Three sensors, using the same technology, in the same area on the outside of the aircraft are obviously vulnerable to 'Common Mode Failure' due to rain/ice/debris/birds etc., regardless of the supplier. To then use this vulnerable source to derive a parameter (IAS), which is used by other systems in a way that is critical to aircraft safety should be unacceptable. Is this a case of 'we have always used pitot tubes, they meet the regulations so they are safe, precedent is set'? A method that uses different technologies should be mandated; there are a wide range of technologies already being used for anemometers such as rotating cup or propeller speed, torque on a fixed vane; there are even laser Doppler and ultrasonic anemometers. There seem to be enough alternatives that 3 completely different sensors could be used, and then take the average of the closest 2.

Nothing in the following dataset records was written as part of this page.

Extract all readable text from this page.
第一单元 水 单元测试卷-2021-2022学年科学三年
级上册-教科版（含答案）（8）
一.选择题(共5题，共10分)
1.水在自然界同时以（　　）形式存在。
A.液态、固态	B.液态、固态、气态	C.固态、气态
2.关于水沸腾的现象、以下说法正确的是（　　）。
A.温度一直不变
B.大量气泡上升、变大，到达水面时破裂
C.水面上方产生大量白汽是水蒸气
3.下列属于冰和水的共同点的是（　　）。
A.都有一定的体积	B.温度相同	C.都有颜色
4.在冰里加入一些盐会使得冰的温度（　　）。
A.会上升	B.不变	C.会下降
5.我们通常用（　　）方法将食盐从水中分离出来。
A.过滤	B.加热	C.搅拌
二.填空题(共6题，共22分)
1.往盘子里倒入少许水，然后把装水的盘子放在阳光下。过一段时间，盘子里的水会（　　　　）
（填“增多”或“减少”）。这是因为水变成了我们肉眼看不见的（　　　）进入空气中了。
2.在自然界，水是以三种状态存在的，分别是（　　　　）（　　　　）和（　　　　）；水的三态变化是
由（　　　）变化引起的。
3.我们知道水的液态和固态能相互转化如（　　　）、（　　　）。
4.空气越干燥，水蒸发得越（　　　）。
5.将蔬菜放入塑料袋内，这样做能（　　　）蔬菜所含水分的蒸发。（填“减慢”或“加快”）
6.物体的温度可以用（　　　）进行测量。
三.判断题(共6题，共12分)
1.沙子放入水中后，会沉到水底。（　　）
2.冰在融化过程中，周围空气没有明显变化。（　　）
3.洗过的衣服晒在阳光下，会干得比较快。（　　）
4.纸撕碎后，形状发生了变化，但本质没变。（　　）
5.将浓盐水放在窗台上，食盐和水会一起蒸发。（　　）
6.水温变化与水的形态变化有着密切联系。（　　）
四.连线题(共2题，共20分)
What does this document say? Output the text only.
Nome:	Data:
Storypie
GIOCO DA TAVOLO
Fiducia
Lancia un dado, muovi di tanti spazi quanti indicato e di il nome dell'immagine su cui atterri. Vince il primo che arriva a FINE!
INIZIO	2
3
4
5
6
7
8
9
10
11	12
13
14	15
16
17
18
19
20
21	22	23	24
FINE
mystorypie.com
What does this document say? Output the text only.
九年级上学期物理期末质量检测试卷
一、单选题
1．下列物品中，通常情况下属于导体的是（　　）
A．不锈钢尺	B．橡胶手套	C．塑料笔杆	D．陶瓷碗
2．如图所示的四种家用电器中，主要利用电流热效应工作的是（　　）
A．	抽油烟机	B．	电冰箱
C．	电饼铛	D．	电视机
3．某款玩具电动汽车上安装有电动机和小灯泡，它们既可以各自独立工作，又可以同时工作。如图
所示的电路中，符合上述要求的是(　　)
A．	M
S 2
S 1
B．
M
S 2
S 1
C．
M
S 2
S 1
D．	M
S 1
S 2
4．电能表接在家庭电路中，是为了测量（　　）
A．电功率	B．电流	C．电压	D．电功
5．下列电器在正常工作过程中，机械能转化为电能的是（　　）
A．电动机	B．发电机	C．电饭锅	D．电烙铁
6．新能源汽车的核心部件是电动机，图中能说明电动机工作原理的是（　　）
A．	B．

Critical avionic systems should be designed to cope with 'bad data'; garbage in, garbage out is not an appropriate paradigm for safety critical avionic systems; the fundamental problem is an aircraft level safety integration problem, which (IMNSHO) is an issue that needs a lot more attention.
Industry are not to blame (nor are they blameless), they have to work to the the regulations; nothing less, but also nothing more. If a supplier 'over-engineers' their product, they are likely to become uncompetitive. The initiative must rest with the regulatory authorities (FAA, EASA, et al.), it is they that need to raise the crossbar in order to continually improve aviation safety.